The nineteen companies, which comprise six from New Zealand, also includes ventures spanning AgTech, mental health, the creator economy, cybersecurity and FinTech.
Backed by Mike Cannon-Brookes’ Grok Ventures, Startmate’s climate stream is focused on launching the next wave of companies working on technologies the accelerator hopes will have large atmospheric C02-equivalent reduction.
The climate stream is made up of AgTech artificial intelligence startup Agtuary, personal care startup baresop, storage-as-a-service solution EnergyBank Limited, robotics startup Ripe Robotics, and renewable energy storage startup Vertus Energy Limited.
Other members of the latest intake include Australian fintech startup Flux, a gamified financial education platform that rewards young Australians for adopting positive financial habits; New Zealand-based workplace psychological safety platform chnnl, which identifies potential problems, negative trends, bullying and burnout to help employees and employers alike; Vets on Call, a platform aimed at changing the way vet services are acquired and delivered; and Opvia, which aims to help B2B organisations sell more by making quoting fast, easy and accurate.
Startmate operates in a growing space of incubators and accelerators that include Skalata Ventures, Cicada Innovations, Incubate, CyRise, Galileo Ventures and the Founder Institute.
Universities have also been on the accelerator bandwagon for some time now, with the Swinburne Accelerator Program, Sydney University’s Incubate, Melbourne University’s Melbourne Accelerator Program, and UNSW’s Founders 10x among them.
Startmate’s principal Lauren Capelin told InnovationAus the pandemic had no effect on application numbers, with 543 in total – 470 from Australian companies and 73 from New Zealand.
“There’s a real mix of enterprise and software-as-a-service businesses, but also a bunch of interesting and more frontier technology going on,” Ms Capelin said. “So companies working in gaming and the metaverse space, and we have some people exploring psychedelics in treating mental health.”
The company working on psychedelics, Psylo, claims to be Australia’s first psychedelic biotech company.

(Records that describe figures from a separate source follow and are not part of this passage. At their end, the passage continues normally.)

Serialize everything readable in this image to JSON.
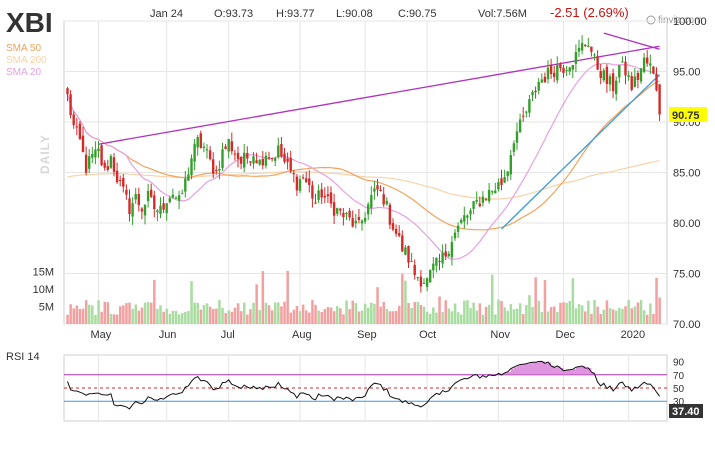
{
  "header": {
    "ticker": "XBI",
    "date": "Jan 24",
    "open": "O:93.73",
    "high": "H:93.77",
    "low": "L:90.08",
    "close": "C:90.75",
    "volume": "Vol:7.56M",
    "change": "-2.51 (2.69%)",
    "watermark": "finviz.com",
    "period": "DAILY"
  },
  "legend": [
    {
      "label": "SMA 50",
      "color": "#f2a35c"
    },
    {
      "label": "SMA 200",
      "color": "#f8d3a8"
    },
    {
      "label": "SMA 20",
      "color": "#e8a0e0"
    }
  ],
  "last_price_label": "90.75",
  "colors": {
    "up": "#33a02c",
    "down": "#d42a2a",
    "vol_up": "#a8dca0",
    "vol_down": "#f2a0a0",
    "sma20": "#e8a0e0",
    "sma50": "#f2a35c",
    "sma200": "#f8d3a8",
    "trend_purple": "#b030c0",
    "trend_blue": "#3b9ad8",
    "grid": "#e6e6e6",
    "rsi_line": "#111111",
    "rsi_fill": "#d77ad7"
  },
  "chart_data": [
    {
      "type": "candlestick",
      "title": "",
      "price_axis": {
        "ticks": [
          70,
          75,
          80,
          85,
          90,
          95,
          100
        ],
        "ylim": [
          70,
          100
        ]
      },
      "volume_axis": {
        "ticks": [
          "5M",
          "10M",
          "15M"
        ],
        "ylim_millions": [
          0,
          20
        ]
      },
      "month_labels": [
        "May",
        "Jun",
        "Jul",
        "Aug",
        "Sep",
        "Oct",
        "Nov",
        "Dec",
        "2020"
      ],
      "month_start_index": [
        10,
        32,
        52,
        75,
        96,
        116,
        139,
        160,
        181
      ],
      "close_anchors": [
        [
          0,
          92.5
        ],
        [
          2,
          89.5
        ],
        [
          4,
          88.0
        ],
        [
          6,
          85.5
        ],
        [
          8,
          86.5
        ],
        [
          10,
          87.0
        ],
        [
          12,
          85.0
        ],
        [
          14,
          86.5
        ],
        [
          16,
          84.5
        ],
        [
          18,
          83.0
        ],
        [
          20,
          81.5
        ],
        [
          22,
          82.5
        ],
        [
          24,
          81.5
        ],
        [
          26,
          82.5
        ],
        [
          28,
          81.5
        ],
        [
          30,
          81.2
        ],
        [
          32,
          82.5
        ],
        [
          34,
          83.0
        ],
        [
          36,
          82.0
        ],
        [
          38,
          84.0
        ],
        [
          40,
          86.5
        ],
        [
          42,
          88.0
        ],
        [
          44,
          87.5
        ],
        [
          46,
          86.0
        ],
        [
          48,
          85.0
        ],
        [
          50,
          87.0
        ],
        [
          52,
          88.0
        ],
        [
          54,
          87.0
        ],
        [
          56,
          86.0
        ],
        [
          58,
          86.5
        ],
        [
          60,
          87.0
        ],
        [
          62,
          86.0
        ],
        [
          64,
          87.0
        ],
        [
          66,
          86.5
        ],
        [
          68,
          87.2
        ],
        [
          70,
          86.0
        ],
        [
          72,
          85.0
        ],
        [
          74,
          84.0
        ],
        [
          76,
          84.5
        ],
        [
          78,
          83.5
        ],
        [
          80,
          82.0
        ],
        [
          82,
          83.0
        ],
        [
          84,
          82.0
        ],
        [
          86,
          81.5
        ],
        [
          88,
          81.0
        ],
        [
          90,
          80.5
        ],
        [
          92,
          80.0
        ],
        [
          94,
          79.5
        ],
        [
          96,
          81.0
        ],
        [
          98,
          82.5
        ],
        [
          100,
          83.2
        ],
        [
          102,
          82.5
        ],
        [
          104,
          80.5
        ],
        [
          106,
          79.0
        ],
        [
          108,
          77.5
        ],
        [
          110,
          76.5
        ],
        [
          112,
          75.0
        ],
        [
          114,
          74.5
        ],
        [
          116,
          74.2
        ],
        [
          118,
          75.5
        ],
        [
          120,
          76.0
        ],
        [
          122,
          77.0
        ],
        [
          124,
          78.5
        ],
        [
          126,
          79.5
        ],
        [
          128,
          80.5
        ],
        [
          130,
          81.0
        ],
        [
          132,
          82.0
        ],
        [
          134,
          82.5
        ],
        [
          136,
          83.0
        ],
        [
          138,
          83.5
        ],
        [
          140,
          84.0
        ],
        [
          142,
          85.5
        ],
        [
          144,
          88.5
        ],
        [
          146,
          89.5
        ],
        [
          148,
          91.0
        ],
        [
          150,
          92.5
        ],
        [
          152,
          94.0
        ],
        [
          154,
          94.5
        ],
        [
          156,
          95.0
        ],
        [
          158,
          95.5
        ],
        [
          160,
          95.5
        ],
        [
          162,
          96.0
        ],
        [
          164,
          96.5
        ],
        [
          166,
          97.5
        ],
        [
          168,
          98.0
        ],
        [
          170,
          96.0
        ],
        [
          172,
          95.0
        ],
        [
          174,
          94.0
        ],
        [
          176,
          93.5
        ],
        [
          178,
          95.5
        ],
        [
          180,
          95.0
        ],
        [
          182,
          93.5
        ],
        [
          184,
          94.5
        ],
        [
          186,
          96.0
        ],
        [
          188,
          95.5
        ],
        [
          190,
          93.5
        ],
        [
          191,
          90.75
        ]
      ],
      "last_bar": {
        "open": 93.73,
        "high": 93.77,
        "low": 90.08,
        "close": 90.75,
        "volume_millions": 7.56
      },
      "sma_labels": [
        "SMA 50",
        "SMA 200",
        "SMA 20"
      ],
      "trendlines": [
        {
          "name": "upper",
          "from": [
            10,
            87.8
          ],
          "to": [
            191,
            97.5
          ]
        },
        {
          "name": "declining top",
          "from": [
            173,
            98.8
          ],
          "to": [
            191,
            97.2
          ]
        },
        {
          "name": "rising support",
          "from": [
            140,
            79.4
          ],
          "to": [
            191,
            94.7
          ]
        }
      ]
    },
    {
      "type": "line",
      "title": "RSI 14",
      "ylim": [
        0,
        100
      ],
      "ticks": [
        30,
        50,
        70,
        90
      ],
      "levels": [
        30,
        50,
        70
      ],
      "last_value": "37.40",
      "series": [
        {
          "name": "RSI 14",
          "values_note": "computed from closes"
        }
      ]
    }
  ]
}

It believes the way we treat mental illness is broken and is on a mission to develop psychedelic medicines to redefine how mental illness is treated.
Ms Capelin said Startmate’s courses have been delivered remotely since the 2020 cohort last year.

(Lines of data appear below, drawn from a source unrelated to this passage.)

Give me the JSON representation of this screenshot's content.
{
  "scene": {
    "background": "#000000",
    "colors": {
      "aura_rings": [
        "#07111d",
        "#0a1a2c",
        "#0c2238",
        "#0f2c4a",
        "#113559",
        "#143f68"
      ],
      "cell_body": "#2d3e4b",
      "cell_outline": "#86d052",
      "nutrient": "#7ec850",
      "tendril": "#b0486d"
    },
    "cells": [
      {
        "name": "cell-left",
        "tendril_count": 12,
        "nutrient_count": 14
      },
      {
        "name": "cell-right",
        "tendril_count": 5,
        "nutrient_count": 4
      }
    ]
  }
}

“There are aspects which are obviously disappointing that we can’t do, which is essentially just ensuring that everybody can build these forums face-to-face as a cohort,” she said.
“But I think the way we’ve been able to leverage technology to offer a fairly similar experience in the constraints that we have has still been a huge upside.
“That kind of remoteness keeps people focused on the job at hand, which is actually running their own business, and then tapping into the mentor community and the peer support, and those accountability processes that ultimately make Startmate so special.”
Ms Capelin said state governments, such as Victoria’s, had been doing “great work” to support local ecosystems. LaunchVic recently poured $1.8 million into Startmate to expand into Victoria, bring the state government’s total investment to more than $4 million into the program.
The founder of baresop, Prisca Ongonga-Daehn, is tackling the challenge of single-use plastic packaging with zero-waste, powder-to-foam hand, body and hair washes.
“Traditional hand and body soap products are 90 per cent water, and 10 per cent active ingredients. All that water means so much unnecessary packaging,” Ms Ongonga-Daehn said. “I am on a mission to change that.”
Meanwhile, EnergyBank offers a solution for electricity companies allowing renewable energy to compete with, and displace, fossil fuel generation.
“We have designed our technology to be capable of economically enabling the full decarbonisation of electricity grids in Australia and beyond,” EnergyBank co-founder Tim Hawkey said.
Since launching in 2019, Startmate’s climate stream has had 12 companies complete the program, which collectively have gone on to raise approximately $27 million. In October 2020, Australia’s Clean Energy Innovation Fund backed the stream to the tune of $300,000 over three years.
Currently in week four of 12, Startmate’s startups will receive mentorship and support from its network of Australian and NZ mentors, as well as an investment from Startmate itself. For companies that haven’t previously raised a round, Startmate invests $75,000 at a $1 million valuation (in exchange for 7.5 per cent equity).
The latest cohort will present to a global audience of founders, mentors and investors on 7 October.
Startmate says it has invested in more than 150 startups over its 11-year history. It estimates its alumni have a collective valuation of $1 billion and has created more than 1400 jobs.